Ingredient of Plastic Found on Titan

Cassini’s latest find hints at more exciting discoveries to come

One of Titan's hydrocarbon lakes.

One of Titan’s hydrocarbon lakes, as seen by Cassini’s radar.

An infrared spectrometer on the Cassini spacecraft now circling Saturn has detected for the first time the chemical compound propylene (also called propene) on a world beyond Earth.

It was suspected for a while that this compound would be present in the organic-rich atmosphere of Saturn’s large moon Titan, but it was difficult to detect, being crowded out by related chemical compounds with much stronger signals, according to Michael Flasar of NASA’s Goddard Space Flight Center, principal investigator of the CIRS instrument that made the detection. Propylene is used in industrial processing on Earth as a building block to form polymerized propylene, or polypropylene—the basic ingredient of plastics used in everything from food containers to auto parts.
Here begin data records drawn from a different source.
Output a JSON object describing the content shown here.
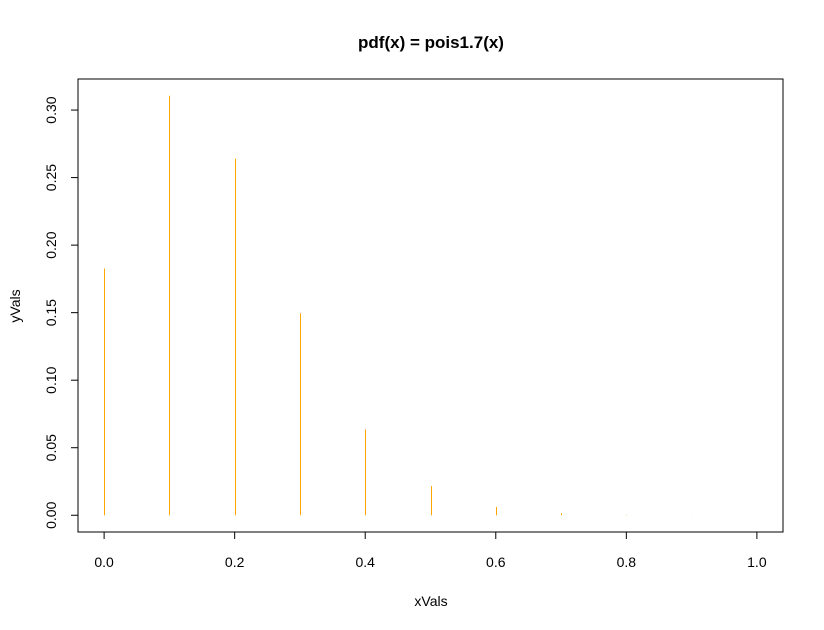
{
  "chart_data": {
    "type": "bar",
    "title": "pdf(x) = pois1.7(x)",
    "xlabel": "xVals",
    "ylabel": "yVals",
    "x": [
      0.0,
      0.1,
      0.2,
      0.3,
      0.4,
      0.5,
      0.6,
      0.7,
      0.8,
      0.9,
      1.0
    ],
    "values": [
      0.1827,
      0.3106,
      0.264,
      0.1496,
      0.0636,
      0.0216,
      0.0061,
      0.0015,
      0.0003,
      6e-05,
      1e-05
    ],
    "xlim": [
      -0.04,
      1.04
    ],
    "ylim": [
      -0.0124,
      0.323
    ],
    "xticks": [
      "0.0",
      "0.2",
      "0.4",
      "0.6",
      "0.8",
      "1.0"
    ],
    "xtick_values": [
      0.0,
      0.2,
      0.4,
      0.6,
      0.8,
      1.0
    ],
    "yticks": [
      "0.00",
      "0.05",
      "0.10",
      "0.15",
      "0.20",
      "0.25",
      "0.30"
    ],
    "ytick_values": [
      0.0,
      0.05,
      0.1,
      0.15,
      0.2,
      0.25,
      0.3
    ],
    "grid": false,
    "bar_color": "#FFA500"
  }
}
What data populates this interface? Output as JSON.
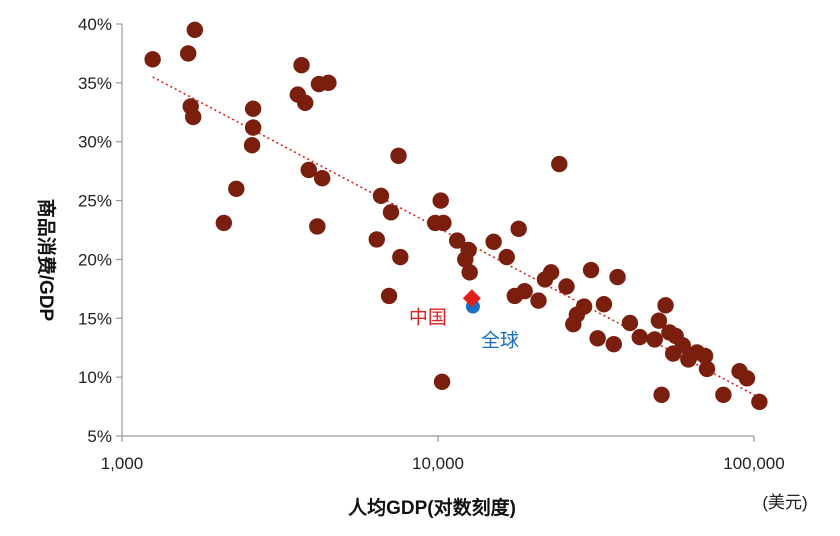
{
  "chart_data": {
    "type": "scatter",
    "xscale": "log",
    "xlim": [
      1000,
      100000
    ],
    "ylim": [
      5,
      40
    ],
    "xlabel": "人均GDP(对数刻度)",
    "ylabel": "商品消费/GDP",
    "x_unit": "(美元)",
    "x_ticks": [
      "1,000",
      "10,000",
      "100,000"
    ],
    "y_ticks": [
      "5%",
      "10%",
      "15%",
      "20%",
      "25%",
      "30%",
      "35%",
      "40%"
    ],
    "colors": {
      "points": "#7a1f0e",
      "trend": "#e0201c",
      "china": "#e0201c",
      "world": "#1a6fc2"
    },
    "trendline": {
      "style": "dotted",
      "x": [
        1250,
        105000
      ],
      "y": [
        35.5,
        8.2
      ]
    },
    "points": [
      [
        1250,
        37.0
      ],
      [
        1620,
        37.5
      ],
      [
        1700,
        39.5
      ],
      [
        1650,
        33.0
      ],
      [
        1680,
        32.1
      ],
      [
        2100,
        23.1
      ],
      [
        2300,
        26.0
      ],
      [
        2600,
        32.8
      ],
      [
        2600,
        31.2
      ],
      [
        2580,
        29.7
      ],
      [
        3600,
        34.0
      ],
      [
        3700,
        36.5
      ],
      [
        3800,
        33.3
      ],
      [
        4200,
        34.9
      ],
      [
        4500,
        35.0
      ],
      [
        3900,
        27.6
      ],
      [
        4300,
        26.9
      ],
      [
        4150,
        22.8
      ],
      [
        6400,
        21.7
      ],
      [
        6600,
        25.4
      ],
      [
        7100,
        24.0
      ],
      [
        7000,
        16.9
      ],
      [
        7500,
        28.8
      ],
      [
        7600,
        20.2
      ],
      [
        9800,
        23.1
      ],
      [
        10200,
        25.0
      ],
      [
        10400,
        23.1
      ],
      [
        10300,
        9.6
      ],
      [
        11500,
        21.6
      ],
      [
        12200,
        20.0
      ],
      [
        12500,
        20.8
      ],
      [
        12600,
        18.9
      ],
      [
        15000,
        21.5
      ],
      [
        16500,
        20.2
      ],
      [
        18000,
        22.6
      ],
      [
        17500,
        16.9
      ],
      [
        18800,
        17.3
      ],
      [
        20800,
        16.5
      ],
      [
        21800,
        18.3
      ],
      [
        22800,
        18.9
      ],
      [
        24200,
        28.1
      ],
      [
        25500,
        17.7
      ],
      [
        26800,
        14.5
      ],
      [
        27500,
        15.3
      ],
      [
        29000,
        16.0
      ],
      [
        30500,
        19.1
      ],
      [
        32000,
        13.3
      ],
      [
        33500,
        16.2
      ],
      [
        36000,
        12.8
      ],
      [
        37000,
        18.5
      ],
      [
        40500,
        14.6
      ],
      [
        43500,
        13.4
      ],
      [
        48500,
        13.2
      ],
      [
        50000,
        14.8
      ],
      [
        51000,
        8.5
      ],
      [
        52500,
        16.1
      ],
      [
        54000,
        13.8
      ],
      [
        55500,
        12.0
      ],
      [
        56500,
        13.5
      ],
      [
        59500,
        12.7
      ],
      [
        62000,
        11.5
      ],
      [
        66000,
        12.1
      ],
      [
        70000,
        11.8
      ],
      [
        71000,
        10.7
      ],
      [
        80000,
        8.5
      ],
      [
        90000,
        10.5
      ],
      [
        95000,
        9.9
      ],
      [
        104000,
        7.9
      ]
    ],
    "highlight": [
      {
        "label": "中国",
        "x": 12800,
        "y": 16.7,
        "marker": "diamond"
      },
      {
        "label": "全球",
        "x": 12900,
        "y": 16.0,
        "marker": "circle"
      }
    ]
  }
}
The discovery begs the question of what other intriguing finds await us on this exotic moon. Titan is the only moon known to have a significant atmosphere—denser even than our own, and thick enough that airplanes and helicopters have been proposed for exploring there. The air would not be breathable by humans, as it consists mostly of nitrogen, methane and trace amounts of various organic compounds. But that composition is very similar to what we believe was in our own atmosphere long ago, when life originated. Could life have started on Titan as well? If not, how far could the chemistry advance toward life in such a place?

Titan is also the only other body in our solar system with stable liquids on its surface—not water, but a mixture of ethane and methane, with a pinch of nitrogen.  Ask any origin-of-life researcher, and they’ll tell you that the best way to achieve complex chemistry is to use hydrocarbons as a solvent (to dissolve larger compounds), not water.

Several years ago a National Academy of Sciences study panel concluded that “the environment of Titan meets the absolute requirements for life, which include thermodynamic disequilibrium, abundant carbon-containing molecules and heteroatoms (atoms other than carbon and hydrogen), and a fluid environment…” The panel report further stated that “this makes inescapable the conclusion that if life is an intrinsic property of chemical reactivity, life should exist on Titan.”

Any life on Saturn’s moon would have to be pretty exotic, however, and would require energetic reactions for metabolism much more powerful than anything seen on Earth in order to overcome the extremely cold surface conditions.  Because Titan life would be so different from terrestrial life, we would surely have to postulate a separate origin. This led Bob Shapiro and me to suggest several years ago that Titan should have the highest priority for space missions focused on astrobiology. Titan life may not necessarily resemble boulder-like slugs, but it’s certainly bound to surprise us if we find it.